Neil Smith, from the Open University, presented a tool they have built to do automatic marking of UML diagrams. The tool is based on looking for similarity between a model solution that has been provided by the academic, and the student submissions, providing both feedback and a grade that should be similar to what a human marker provides. They do this by identifying meaningful units – parts of the diagram that have meaning. I like this idea, developing a model for what is meaningful to compare and assess in UML diagrams, which then gives some structure to the assessment and feedback.

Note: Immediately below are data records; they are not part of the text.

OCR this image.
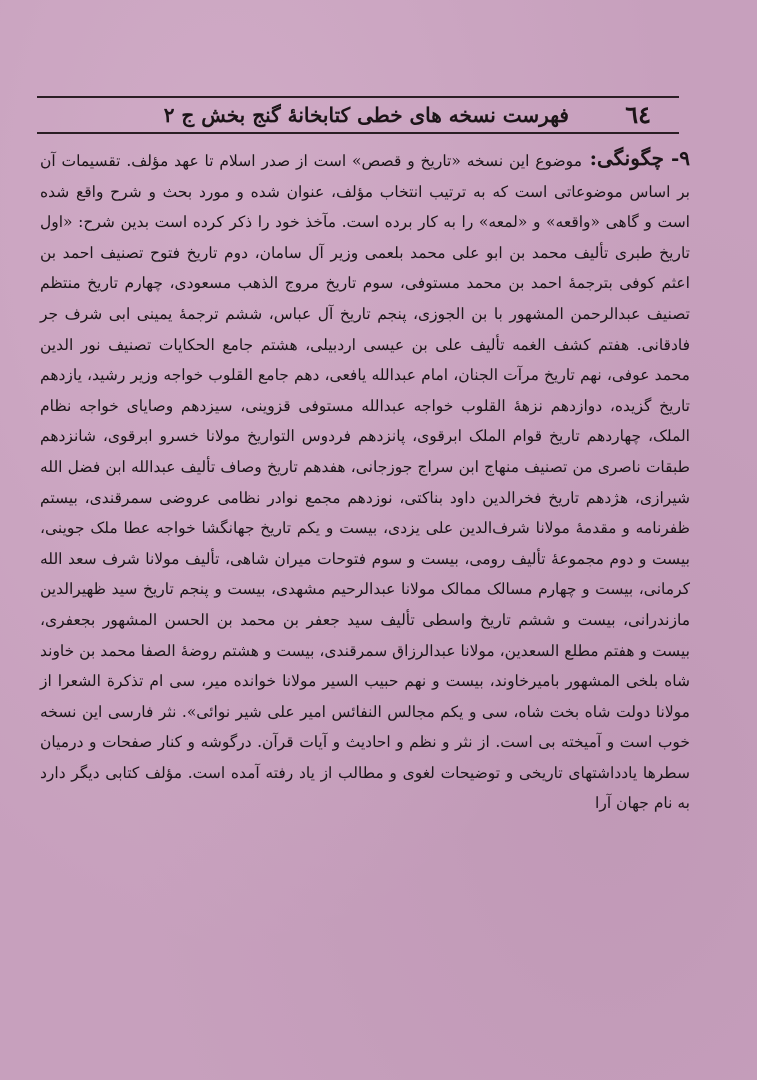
٦٤
فهرست نسخه های خطی کتابخانهٔ گنج بخش ج ۲
۹- چگونگی:

موضوع این نسخه «تاریخ و قصص» است از صدر اسلام تا عهد مؤلف. تقسیمات آن بر اساس موضوعاتی است که به ترتیب انتخاب مؤلف، عنوان شده و مورد بحث و شرح واقع شده است و گاهی «واقعه» و «لمعه» را به کار برده است. مآخذ خود را ذکر کرده است بدین شرح: «اول تاریخ طبری تألیف محمد بن ابو علی محمد بلعمی وزیر آل سامان، دوم تاریخ فتوح تصنیف احمد بن اعثم کوفی بترجمهٔ احمد بن محمد مستوفی، سوم تاریخ مروج الذهب مسعودی، چهارم تاریخ منتظم تصنیف عبدالرحمن المشهور با بن الجوزی، پنجم تاریخ آل عباس، ششم ترجمهٔ یمینی ابی شرف جر فادقانی. هفتم کشف الغمه تألیف علی بن عیسی اردبیلی، هشتم جامع الحکایات تصنیف نور الدین محمد عوفی، نهم تاریخ مرآت الجنان، امام عبدالله یافعی، دهم جامع القلوب خواجه وزیر رشید، یازدهم تاریخ گزیده، دوازدهم نزههٔ القلوب خواجه عبدالله مستوفی قزوینی، سیزدهم وصایای خواجه نظام الملک، چهاردهم تاریخ قوام الملک ابرقوی، پانزدهم فردوس التواریخ مولانا خسرو ابرقوی، شانزدهم طبقات ناصری من تصنیف منهاج ابن سراج جوزجانی، هفدهم تاریخ وصاف تألیف عبدالله ابن فضل الله شیرازی، هژدهم تاریخ فخرالدین داود بناکتی، نوزدهم مجمع نوادر نظامی عروضی سمرقندی، بیستم ظفرنامه و مقدمهٔ مولانا شرف‌الدین علی یزدی، بیست و یکم تاریخ جهانگشا خواجه عطا ملک جوینی، بیست و دوم مجموعهٔ تألیف رومی، بیست و سوم فتوحات میران شاهی، تألیف مولانا شرف سعد الله کرمانی، بیست و چهارم مسالک ممالک مولانا عبدالرحیم مشهدی، بیست و پنجم تاریخ سید ظهیرالدین مازندرانی، بیست و ششم تاریخ واسطی تألیف سید جعفر بن محمد بن الحسن المشهور بجعفری، بیست و هفتم مطلع السعدین، مولانا عبدالرزاق سمرقندی، بیست و هشتم روضهٔ الصفا محمد بن خاوند شاه بلخی المشهور بامیرخاوند، بیست و نهم حبیب السیر مولانا خوانده میر، سی ام تذکرة الشعرا از مولانا دولت شاه بخت شاه، سی و یکم مجالس النفائس امیر علی شیر نوائی». نثر فارسی این نسخه خوب است و آمیخته بی است. از نثر و نظم و احادیث و آیات قرآن. درگوشه و کنار صفحات و درمیان سطرها یادداشتهای تاریخی و توضیحات لغوی و مطالب از یاد رفته آمده است. مؤلف کتابی دیگر دارد به نام جهان آرا
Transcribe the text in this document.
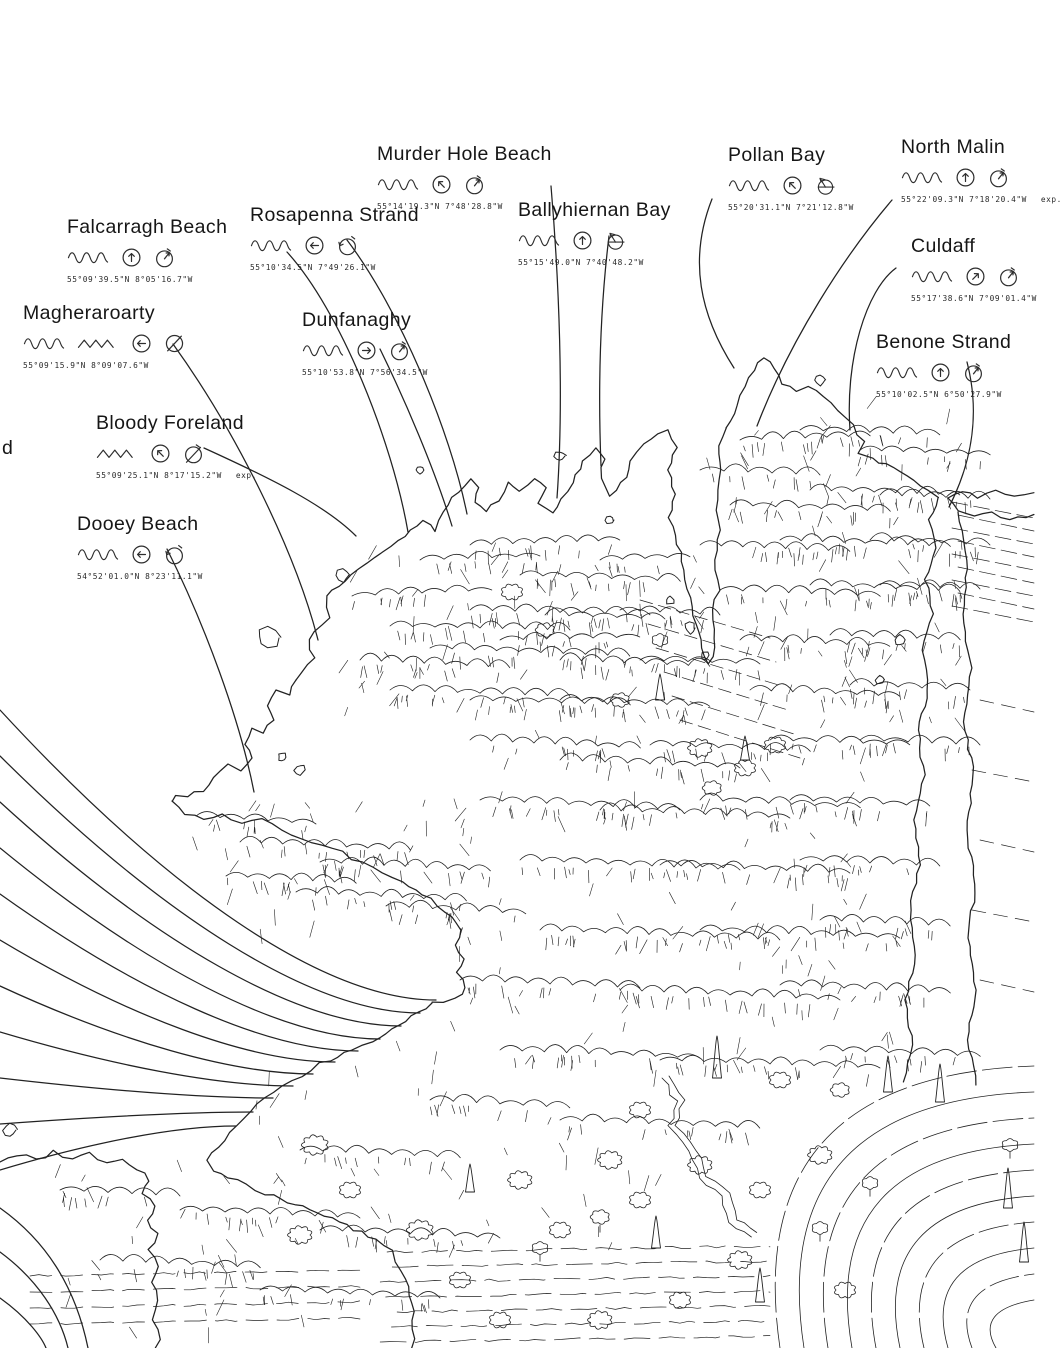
Murder Hole Beach
55°14'19.3"N 7°48'28.8"W
Pollan Bay
55°20'31.1"N 7°21'12.8"W
North Malin
55°22'09.3"N 7°18'20.4"W exp.
Rosapenna Strand
55°10'34.5"N 7°49'26.1"W
Ballyhiernan Bay
55°15'49.0"N 7°40'48.2"W
Falcarragh Beach
55°09'39.5"N 8°05'16.7"W
Culdaff
55°17'38.6"N 7°09'01.4"W
Magheraroarty
55°09'15.9"N 8°09'07.6"W
Dunfanaghy
55°10'53.8"N 7°56'34.5"W
Benone Strand
55°10'02.5"N 6°50'27.9"W
Bloody Foreland
55°09'25.1"N 8°17'15.2"W exp.
Dooey Beach
54°52'01.0"N 8°23'11.1"W
d
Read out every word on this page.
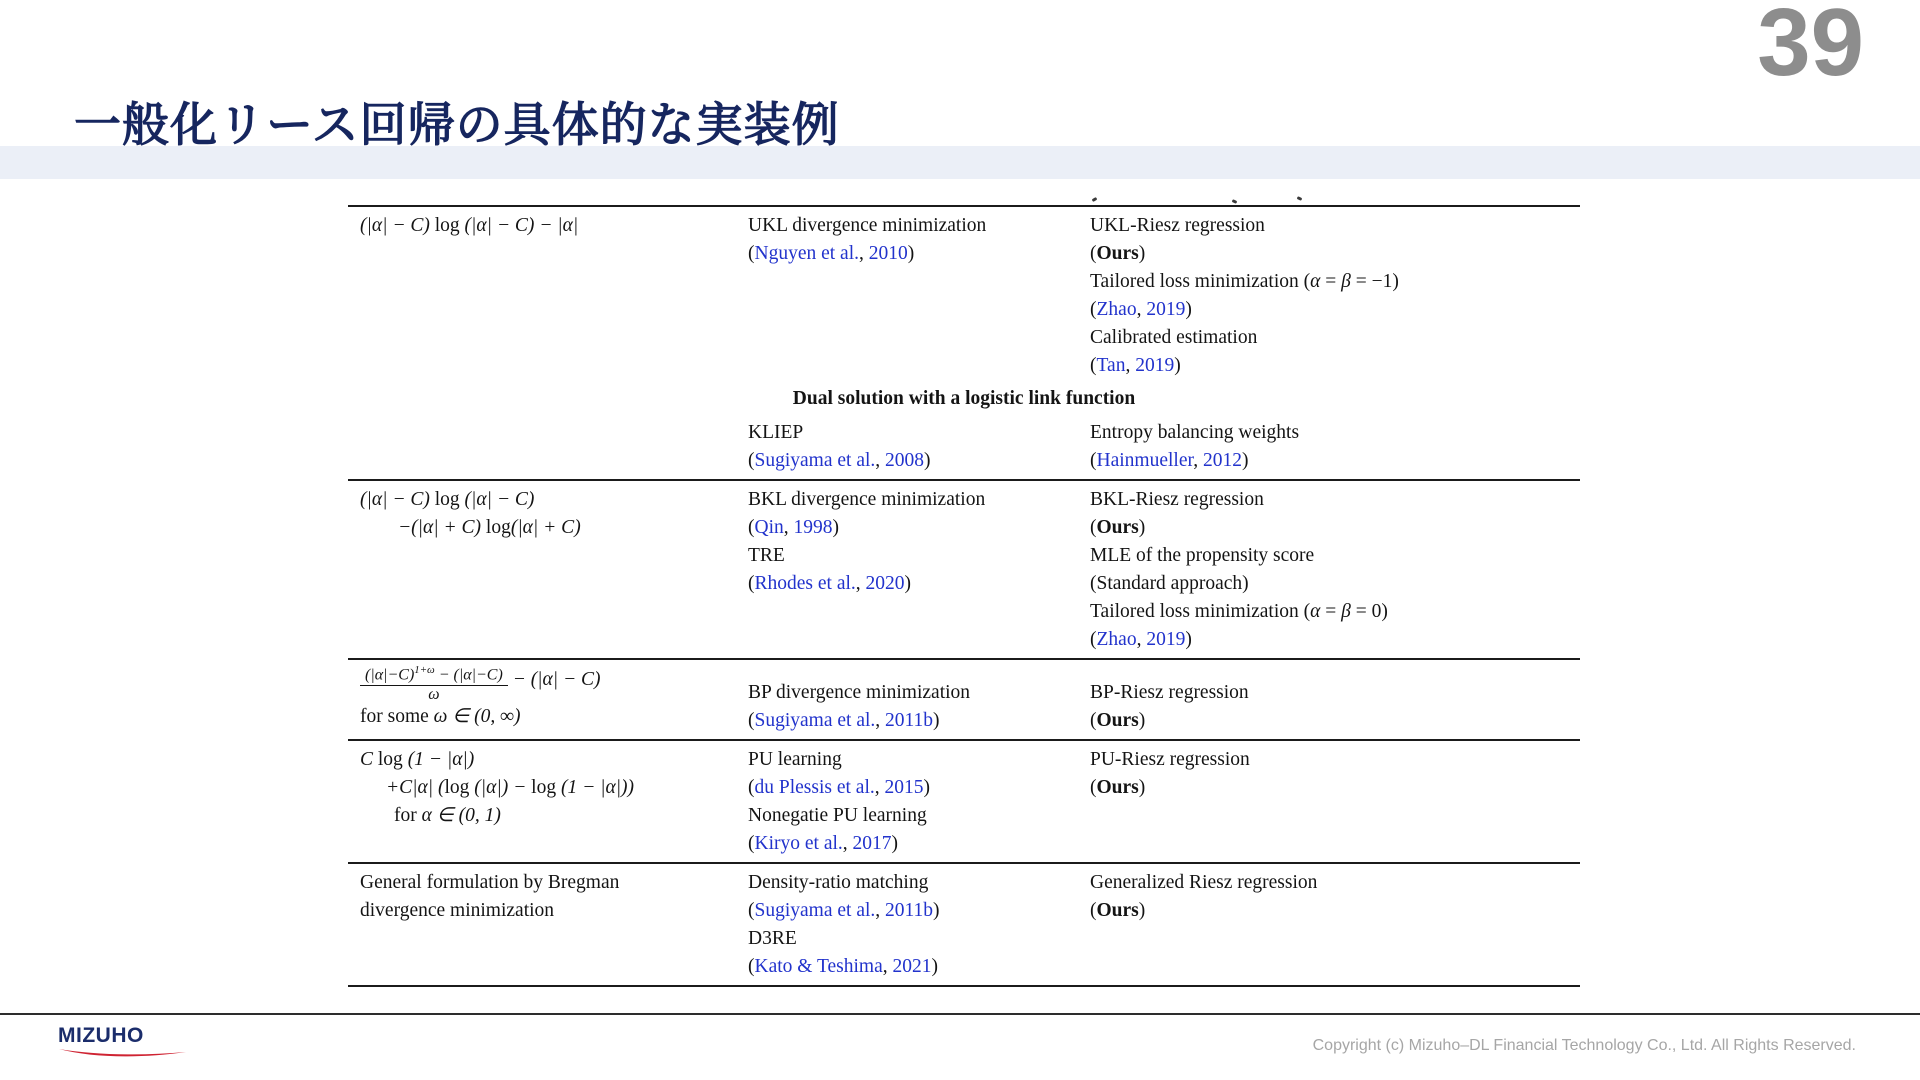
一般化リース回帰の具体的な実装例
39
(|α| − C) log (|α| − C) − |α|	UKL divergence minimization
(Nguyen et al., 2010)
UKL-Riesz regression
(Ours)
Tailored loss minimization (α = β = −1)
(Zhao, 2019)
Calibrated estimation
(Tan, 2019)
Dual solution with a logistic link function
KLIEP
(Sugiyama et al., 2008)
Entropy balancing weights
(Hainmueller, 2012)
(|α| − C) log (|α| − C)
−(|α| + C) log(|α| + C)
BKL divergence minimization
(Qin, 1998)
TRE
(Rhodes et al., 2020)
BKL-Riesz regression
(Ours)
MLE of the propensity score
(Standard approach)
Tailored loss minimization (α = β = 0)
(Zhao, 2019)
$\frac{(|\alpha|-C)^{1+\omega} - (|\alpha|-C)}{\omega} - (|\alpha| - C)$
for some ω ∈ (0, ∞)
BP divergence minimization
(Sugiyama et al., 2011b)
BP-Riesz regression
(Ours)
C log (1 − |α|)
+C|α| (log (|α|) − log (1 − |α|))
for α ∈ (0, 1)
PU learning
(du Plessis et al., 2015)
Nonegatie PU learning
(Kiryo et al., 2017)
PU-Riesz regression
(Ours)
General formulation by Bregman
divergence minimization
Density-ratio matching
(Sugiyama et al., 2011b)
D3RE
(Kato & Teshima, 2021)
Generalized Riesz regression
(Ours)
MIZUHO	Copyright (c) Mizuho–DL Financial Technology Co., Ltd. All Rights Reserved.
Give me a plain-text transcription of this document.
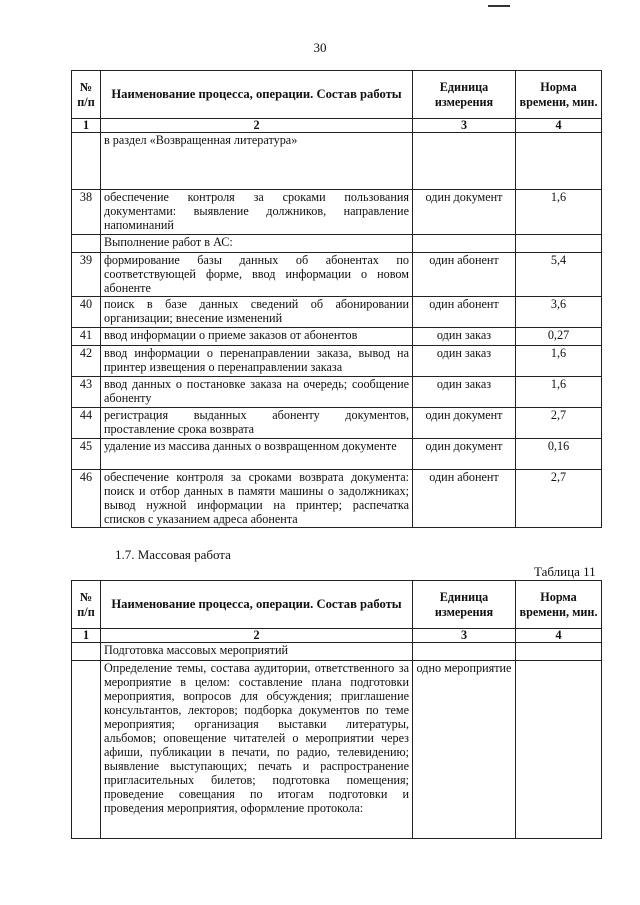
30
№ п/п	Наименование процесса, операции. Состав работы	Единица измерения	Норма времени, мин.
1	2	3	4
	в раздел «Возвращенная литература»		
38	обеспечение контроля за сроками пользования документами: выявление должников, направление напоминаний	один документ	1,6
	Выполнение работ в АС:		
39	формирование базы данных об абонентах по соответствующей форме, ввод информации о новом абоненте	один абонент	5,4
40	поиск в базе данных сведений об абонировании организации; внесение изменений	один абонент	3,6
41	ввод информации о приеме заказов от абонентов	один заказ	0,27
42	ввод информации о перенаправлении заказа, вывод на принтер извещения о перенаправлении заказа	один заказ	1,6
43	ввод данных о постановке заказа на очередь; сообщение абоненту	один заказ	1,6
44	регистрация выданных абоненту документов, проставление срока возврата	один документ	2,7
45	удаление из массива данных о возвращенном документе	один документ	0,16
46	обеспечение контроля за сроками возврата документа: поиск и отбор данных в памяти машины о задолжниках; вывод нужной информации на принтер; распечатка списков с указанием адреса абонента	один абонент	2,7
1.7. Массовая работа
Таблица 11
№ п/п	Наименование процесса, операции. Состав работы	Единица измерения	Норма времени, мин.
1	2	3	4
	Подготовка массовых мероприятий		
	Определение темы, состава аудитории, ответственного за мероприятие в целом: составление плана подготовки мероприятия, вопросов для обсуждения; приглашение консультантов, лекторов; подборка документов по теме мероприятия; организация выставки литературы, альбомов; оповещение читателей о мероприятии через афиши, публикации в печати, по радио, телевидению; выявление выступающих; печать и распространение пригласительных билетов; подготовка помещения; проведение совещания по итогам подготовки и проведения мероприятия, оформление протокола:	одно мероприятие	
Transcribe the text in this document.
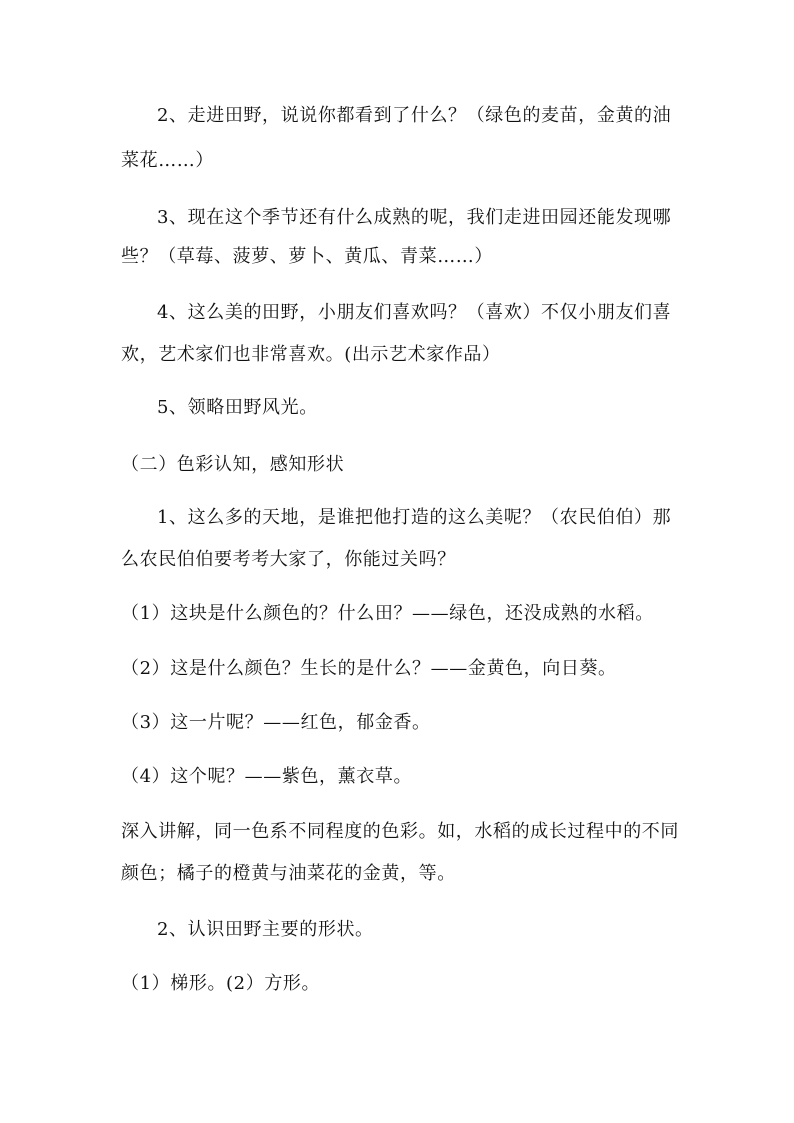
2、走进田野，说说你都看到了什么？（绿色的麦苗，金黄的油
菜花……）
3、现在这个季节还有什么成熟的呢，我们走进田园还能发现哪
些？（草莓、菠萝、萝卜、黄瓜、青菜……）
4、这么美的田野，小朋友们喜欢吗？（喜欢）不仅小朋友们喜
欢，艺术家们也非常喜欢。(出示艺术家作品）
5、领略田野风光。
（二）色彩认知，感知形状
1、这么多的天地，是谁把他打造的这么美呢？（农民伯伯）那
么农民伯伯要考考大家了，你能过关吗？
（1）这块是什么颜色的？什么田？——绿色，还没成熟的水稻。
（2）这是什么颜色？生长的是什么？——金黄色，向日葵。
（3）这一片呢？——红色，郁金香。
（4）这个呢？——紫色，薰衣草。
深入讲解，同一色系不同程度的色彩。如，水稻的成长过程中的不同
颜色；橘子的橙黄与油菜花的金黄，等。
2、认识田野主要的形状。
（1）梯形。(2）方形。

One of the things that I have been talking about with Neil is how difficult it is to have these kinds of automatic marking systems accepted as safe. It is difficult to provide sufficient evidence to convince people that students will be marked fairly and that the feedback will be helpful and appropriate. Their results so far indicate that the marking is more accurate than a human marker, but the scale of the experiments is still a little small. They trained their system on a corpus of about 600 submissions using a gold standard of moderated, manually marked results from one marker. They then compared their system against the gold standard for a testing set of about 200 submissions, and also compared the gold standard against the actual marks provided by a range of tutors. It would be useful to see this develop across some more experimental groups, and question types to ensure that it works in a broader context. If so, this could be a fantastic tool!
One thing they include that helps is that they have a question development tool, which would help give some more structure to how the questions and model solutions are developed. If anything, this would help provide some structuring in the design of questions.